Quanto à prática da oração, observamos pela Bíblia que naqueles tempos levantavam os olhos e as mãos para o Céu. Jesus, tomando os cinco pães e os dois peixes, levantou os olhos ao Céu e abençoou-os (Mt 14.19). O apóstolo Paulo aconselha os homens a orar levantando mãos santas (1 Tm 2:8). Todavia, a ênfase está na isenção da ira e da contenda e não nas mãos levantadas.

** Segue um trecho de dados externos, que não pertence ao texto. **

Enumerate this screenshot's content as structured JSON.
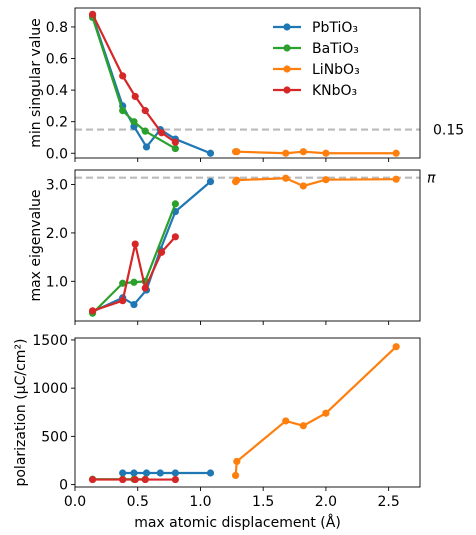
{
  "colors": {
    "PbTiO3": "#1f77b4",
    "BaTiO3": "#2ca02c",
    "LiNbO3": "#ff7f0e",
    "KNbO3": "#d62728",
    "reference_line": "#bbbbbb"
  },
  "chart_data": [
    {
      "type": "line",
      "ylabel": "min singular value",
      "xlim": [
        0.0,
        2.75
      ],
      "ylim": [
        -0.03,
        0.92
      ],
      "yticks": [
        "0.0",
        "0.2",
        "0.4",
        "0.6",
        "0.8"
      ],
      "reference_line": {
        "y": 0.15,
        "label": "0.15"
      },
      "legend": {
        "placement": "top-right",
        "entries": [
          "PbTiO₃",
          "BaTiO₃",
          "LiNbO₃",
          "KNbO₃"
        ]
      },
      "series": [
        {
          "name": "PbTiO₃",
          "color_key": "PbTiO3",
          "x": [
            0.14,
            0.38,
            0.47,
            0.57,
            0.68,
            0.8,
            1.08
          ],
          "y": [
            0.87,
            0.3,
            0.17,
            0.04,
            0.15,
            0.09,
            0.0
          ]
        },
        {
          "name": "BaTiO₃",
          "color_key": "BaTiO3",
          "x": [
            0.14,
            0.38,
            0.47,
            0.56,
            0.8
          ],
          "y": [
            0.86,
            0.27,
            0.2,
            0.14,
            0.03
          ]
        },
        {
          "name": "KNbO₃",
          "color_key": "KNbO3",
          "x": [
            0.14,
            0.38,
            0.48,
            0.56,
            0.69,
            0.8
          ],
          "y": [
            0.88,
            0.49,
            0.36,
            0.27,
            0.13,
            0.07
          ]
        },
        {
          "name": "LiNbO₃",
          "color_key": "LiNbO3",
          "x": [
            1.28,
            1.29,
            1.68,
            1.82,
            2.0,
            2.56
          ],
          "y": [
            0.01,
            0.01,
            0.0,
            0.01,
            0.0,
            0.0
          ]
        }
      ]
    },
    {
      "type": "line",
      "ylabel": "max eigenvalue",
      "xlim": [
        0.0,
        2.75
      ],
      "ylim": [
        0.18,
        3.3
      ],
      "yticks": [
        "1.0",
        "2.0",
        "3.0"
      ],
      "reference_line": {
        "y": 3.14159,
        "label": "π"
      },
      "series": [
        {
          "name": "PbTiO₃",
          "color_key": "PbTiO3",
          "x": [
            0.14,
            0.38,
            0.47,
            0.57,
            0.68,
            0.8,
            1.08
          ],
          "y": [
            0.37,
            0.66,
            0.52,
            0.82,
            1.65,
            2.44,
            3.06
          ]
        },
        {
          "name": "BaTiO₃",
          "color_key": "BaTiO3",
          "x": [
            0.14,
            0.38,
            0.47,
            0.56,
            0.8
          ],
          "y": [
            0.34,
            0.96,
            0.98,
            1.0,
            2.6
          ]
        },
        {
          "name": "KNbO₃",
          "color_key": "KNbO3",
          "x": [
            0.14,
            0.38,
            0.48,
            0.56,
            0.69,
            0.8
          ],
          "y": [
            0.39,
            0.6,
            1.77,
            0.86,
            1.6,
            1.92
          ]
        },
        {
          "name": "LiNbO₃",
          "color_key": "LiNbO3",
          "x": [
            1.28,
            1.29,
            1.68,
            1.82,
            2.0,
            2.56
          ],
          "y": [
            3.06,
            3.09,
            3.13,
            2.97,
            3.1,
            3.11
          ]
        }
      ]
    },
    {
      "type": "line",
      "ylabel": "polarization (μC/cm²)",
      "xlabel": "max atomic displacement (Å)",
      "xlim": [
        0.0,
        2.75
      ],
      "ylim": [
        -25,
        1520
      ],
      "xticks": [
        "0.0",
        "0.5",
        "1.0",
        "1.5",
        "2.0",
        "2.5"
      ],
      "yticks": [
        "0",
        "500",
        "1000",
        "1500"
      ],
      "series": [
        {
          "name": "PbTiO₃",
          "color_key": "PbTiO3",
          "x": [
            0.38,
            0.47,
            0.57,
            0.68,
            0.8,
            1.08
          ],
          "y": [
            120,
            120,
            120,
            120,
            120,
            120
          ]
        },
        {
          "name": "BaTiO₃",
          "color_key": "BaTiO3",
          "x": [
            0.14,
            0.38,
            0.47,
            0.56
          ],
          "y": [
            55,
            55,
            55,
            55
          ]
        },
        {
          "name": "KNbO₃",
          "color_key": "KNbO3",
          "x": [
            0.14,
            0.38,
            0.48,
            0.56,
            0.8
          ],
          "y": [
            52,
            52,
            52,
            52,
            52
          ]
        },
        {
          "name": "LiNbO₃",
          "color_key": "LiNbO3",
          "x": [
            1.28,
            1.29,
            1.68,
            1.82,
            2.0,
            2.56
          ],
          "y": [
            95,
            240,
            660,
            610,
            740,
            1430
          ]
        }
      ]
    }
  ]
}
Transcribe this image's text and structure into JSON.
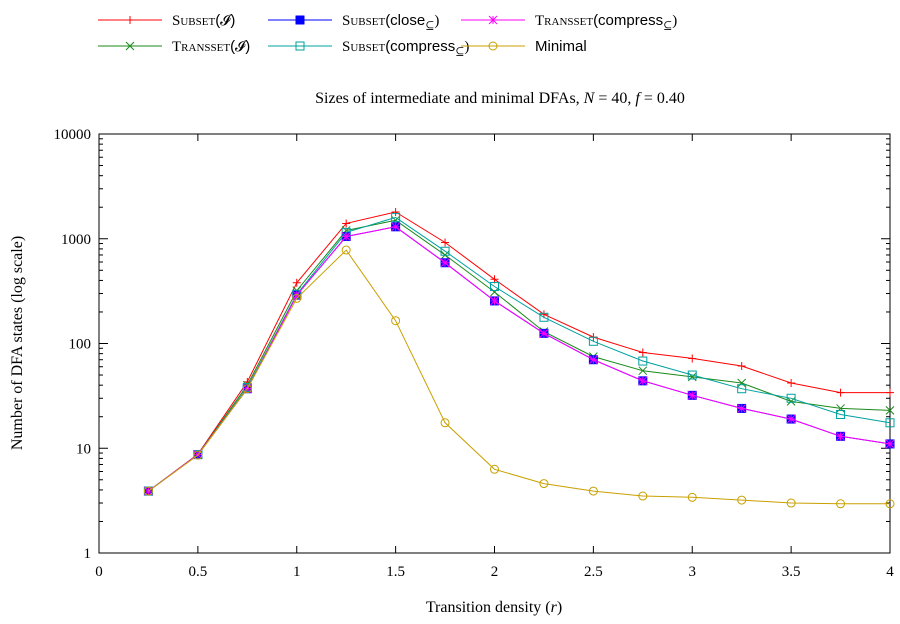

O que importa é orar e ser ouvido por Deus.
Conclusão
Estes apontamentos servem para chamar a atenção para a realidade de que muitos costumes são próprios de um povo e de uma época, sujeitos a mudanças de acordo com o desenvolvimento da cultura e da condição social, não havendo, por isso, motivo para se imporem a outros povos e de outras condições. Os próprios povos bíblicos abandonaram muitas práticas ancestrais, inserindo-se no contexto social contemporâneo. É mister, portanto, extrair o ensino espiritual e moral da mensagem bíblica e não ficar escravo da letra.